The Coalition for Protection of Domestic and Migrant Workers (KA-PPRTBM) said both the government and the House of Representatives had made initiatives to provide regulations to safeguard domestic workers nationwide, but moves were lacking to make their commitments a reality.

KA-PPRTBM secretary general Agus Toniman said it had been five years since then president Susilo Bambang Yudhoyono told the International Labour Conference (ILC) in Geneva, Switzerland, that Indonesia would support the International Labour Organization (ILO) Convention No. 189 on decent work for domestic workers. There had been no concrete action to ratify it so far.

Meanwhile, little progress has been made since the House listed a domestic worker protection bill in the National Legislation Program in 2004. Recently, lawmakers decided to drop the bill from its 2015-2019 priority at the 11th hour, Agus said. “It is important to create a legal umbrella to protect domestic workers, before going into details, such as how to set out their salary standard,” Agus said during a visit to The Jakarta Post on Wednesday.
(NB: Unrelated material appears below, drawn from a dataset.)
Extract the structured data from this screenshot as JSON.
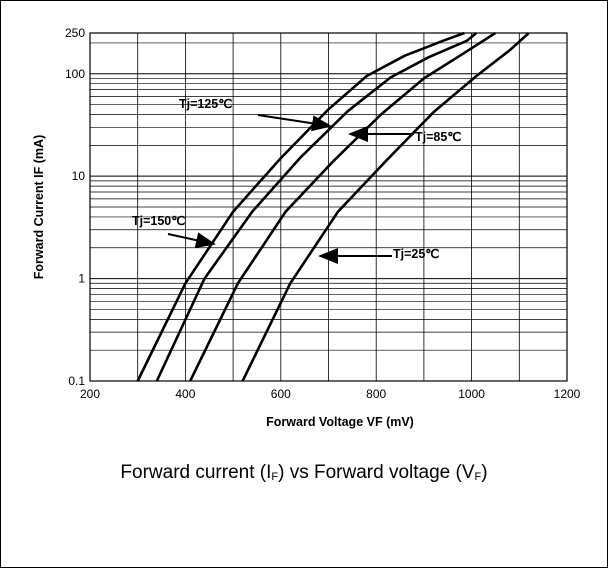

According to the National Network for Domestic Workers Advocacy (Jala PRT), more than 10.7 million domestic workers in Indonesia need a law that stipulates their rights and entitlements.

KA-PPRTBM vice secretary-general Siti Nurrohmah said the country was in dire need of having a specific law on protection for domestic workers, as their rights and entitlements were not regulated in the 2003 Labor Law due to their status as informal laborers.

The KA-PPRTBM recorded at least six problems that have worsened conditions for domestic workers: employers’ refusal to pay worker salaries, the absence of a written working agreement, unlimited work hours, lack of holidays, human trafficking and sexual abuse.

In the 2016 Global Slavery Index, Indonesia ranks 39th with nearly 0.3 percent of people, equal to around 736,000 individuals from its population of 252 million people, trapped in slavery.

Jala PRT data showed there were 408 cases of domestic workers’ mistreatment nationwide last year. During the first five months of the year, this figure amounted to 170 cases.

Recently, United Development Party (PPP) politician Fanny Safriansyah aka Ivan Haz, the son of former vice president Hamzah Haz, made headlines for allegedly abusing a 20-year-old domestic worker. The Central Jakarta District Court sentenced Fanny, who had been dismissed from his position as a House legislator following the case, to one year and six months behind bars.